Scarlet Wong a Sydney-based psychologist who served as mental health activity manager in Gaza in March 2024 with MSF also spoke at the Friends of Palestine event.

Wong became very emotional as she described what she had witnessed:
Helping people down on their luck was a part of our national identity. When my parents, who were refugees, came to Australia, the Fraser government once sent Qantas planes to airlift refugees, and I grew up believing in these values, which is why I work for MSF, where I visited the West Bank in 2021 and Gaza last year, I’ve been asked to share what mental health conditions I saw in Gaza, so I’ll give you the example of Tom, but I won’t say how I know him, as I fear for his life.
Tom was hit by an air strike and almost died suffering severe injuries. He was taken to hospital immediately by his family. Israeli soldiers then stormed the hospital.
They arrested Tom for surviving their strike, and immediately snapped his crutches and beat his wounds. Soldiers then transferred him to did him [an Israeli] prison, known as a place where humanity goes to die.

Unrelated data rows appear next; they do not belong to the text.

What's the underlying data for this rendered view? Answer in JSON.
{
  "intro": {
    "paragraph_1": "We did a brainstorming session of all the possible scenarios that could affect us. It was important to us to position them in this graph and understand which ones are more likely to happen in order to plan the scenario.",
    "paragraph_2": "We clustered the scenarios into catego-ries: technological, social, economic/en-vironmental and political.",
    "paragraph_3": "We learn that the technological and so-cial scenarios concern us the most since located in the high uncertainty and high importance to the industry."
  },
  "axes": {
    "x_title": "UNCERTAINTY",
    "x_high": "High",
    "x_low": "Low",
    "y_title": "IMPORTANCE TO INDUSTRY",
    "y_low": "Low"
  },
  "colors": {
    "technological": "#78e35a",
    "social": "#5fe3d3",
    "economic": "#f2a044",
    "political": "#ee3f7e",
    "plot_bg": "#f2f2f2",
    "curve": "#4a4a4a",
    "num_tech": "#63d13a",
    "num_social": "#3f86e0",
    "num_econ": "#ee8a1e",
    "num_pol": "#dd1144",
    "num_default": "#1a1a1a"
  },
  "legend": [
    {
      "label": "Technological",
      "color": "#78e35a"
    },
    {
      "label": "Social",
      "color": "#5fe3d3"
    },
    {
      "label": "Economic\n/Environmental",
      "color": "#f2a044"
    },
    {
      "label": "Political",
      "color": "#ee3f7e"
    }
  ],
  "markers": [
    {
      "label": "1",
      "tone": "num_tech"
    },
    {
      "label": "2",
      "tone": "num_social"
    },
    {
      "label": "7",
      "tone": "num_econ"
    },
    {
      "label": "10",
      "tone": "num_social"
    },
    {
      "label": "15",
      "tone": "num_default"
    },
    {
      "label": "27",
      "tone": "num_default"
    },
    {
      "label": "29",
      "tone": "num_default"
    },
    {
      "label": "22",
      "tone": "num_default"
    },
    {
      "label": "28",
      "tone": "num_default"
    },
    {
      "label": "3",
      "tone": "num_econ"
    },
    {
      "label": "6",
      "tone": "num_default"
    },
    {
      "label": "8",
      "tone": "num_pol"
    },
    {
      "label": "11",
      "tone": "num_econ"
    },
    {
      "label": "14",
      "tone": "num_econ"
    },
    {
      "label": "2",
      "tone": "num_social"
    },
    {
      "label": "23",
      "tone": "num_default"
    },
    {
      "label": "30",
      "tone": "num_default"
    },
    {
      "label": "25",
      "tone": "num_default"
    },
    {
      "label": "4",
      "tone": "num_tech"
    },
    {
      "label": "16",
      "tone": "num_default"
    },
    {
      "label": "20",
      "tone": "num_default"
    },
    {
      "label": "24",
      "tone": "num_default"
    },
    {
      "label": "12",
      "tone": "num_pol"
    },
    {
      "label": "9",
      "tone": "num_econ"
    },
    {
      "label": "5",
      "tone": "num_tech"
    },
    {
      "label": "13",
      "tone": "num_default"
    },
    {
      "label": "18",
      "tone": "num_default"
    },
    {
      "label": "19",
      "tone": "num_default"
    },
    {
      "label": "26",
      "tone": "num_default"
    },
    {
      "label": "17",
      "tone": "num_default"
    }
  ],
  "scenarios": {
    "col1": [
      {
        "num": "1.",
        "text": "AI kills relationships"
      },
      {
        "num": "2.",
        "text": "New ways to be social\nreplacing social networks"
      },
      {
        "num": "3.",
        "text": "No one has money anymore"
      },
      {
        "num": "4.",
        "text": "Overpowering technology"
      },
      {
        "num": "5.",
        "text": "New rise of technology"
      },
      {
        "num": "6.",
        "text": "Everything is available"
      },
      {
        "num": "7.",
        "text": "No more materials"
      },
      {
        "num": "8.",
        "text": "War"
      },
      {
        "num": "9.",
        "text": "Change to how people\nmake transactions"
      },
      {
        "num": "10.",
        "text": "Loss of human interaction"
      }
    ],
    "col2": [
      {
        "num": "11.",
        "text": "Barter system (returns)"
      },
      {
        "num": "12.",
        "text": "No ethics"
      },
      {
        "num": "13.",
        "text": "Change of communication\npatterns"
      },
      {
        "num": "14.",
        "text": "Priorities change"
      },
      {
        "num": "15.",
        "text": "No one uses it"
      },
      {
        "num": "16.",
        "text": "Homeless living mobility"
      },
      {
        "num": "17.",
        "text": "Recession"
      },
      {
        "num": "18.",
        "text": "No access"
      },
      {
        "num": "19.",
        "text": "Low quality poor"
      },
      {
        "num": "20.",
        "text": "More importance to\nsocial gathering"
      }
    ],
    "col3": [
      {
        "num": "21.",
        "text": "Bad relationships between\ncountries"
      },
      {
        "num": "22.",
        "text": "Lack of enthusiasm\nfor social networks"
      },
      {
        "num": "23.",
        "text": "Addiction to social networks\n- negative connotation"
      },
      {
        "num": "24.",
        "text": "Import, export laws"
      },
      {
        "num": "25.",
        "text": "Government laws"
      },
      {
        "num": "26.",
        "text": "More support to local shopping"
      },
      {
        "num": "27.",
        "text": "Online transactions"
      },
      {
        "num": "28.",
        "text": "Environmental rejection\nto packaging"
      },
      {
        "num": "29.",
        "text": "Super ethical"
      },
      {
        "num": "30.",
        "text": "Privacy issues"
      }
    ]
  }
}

They showed him pictures of his wife and sister and told him, we’ve killed them all. They showed him pictures of his house and said, we’ve blown it up. They pretended to offer him food, and as he reached for it, they stomped on his hand and left it to go gangrenous. They deprived him of medical care. A female soldier mocked him, threatening sexual violence if he didn’t stand
Tom’s family now tends to a broken man still imprisoned in his mind in a state of complete dissociation. So what diagnosis should I give someone who’s dissociated after being psychologically and physically tortured, while the destruction of hospitals has left people with pre existing psychiatric conditions like schizophrenia, wandering the streets without treatment and inpatient care, the majority of presentations do not constitute pathology.
Dissociation, hyper vigilance, panic attacks are all appropriate survival responses to psychological torture, including the persistent hovering of high tech drones threatening to kill at any moment.
I’m a mother of three, and last year, yes, I was terrified to go to Gaza, but I was more afraid of looking into my children’s faces if I were to tell them that I did nothing when Palestinians were being ethnically cleansed.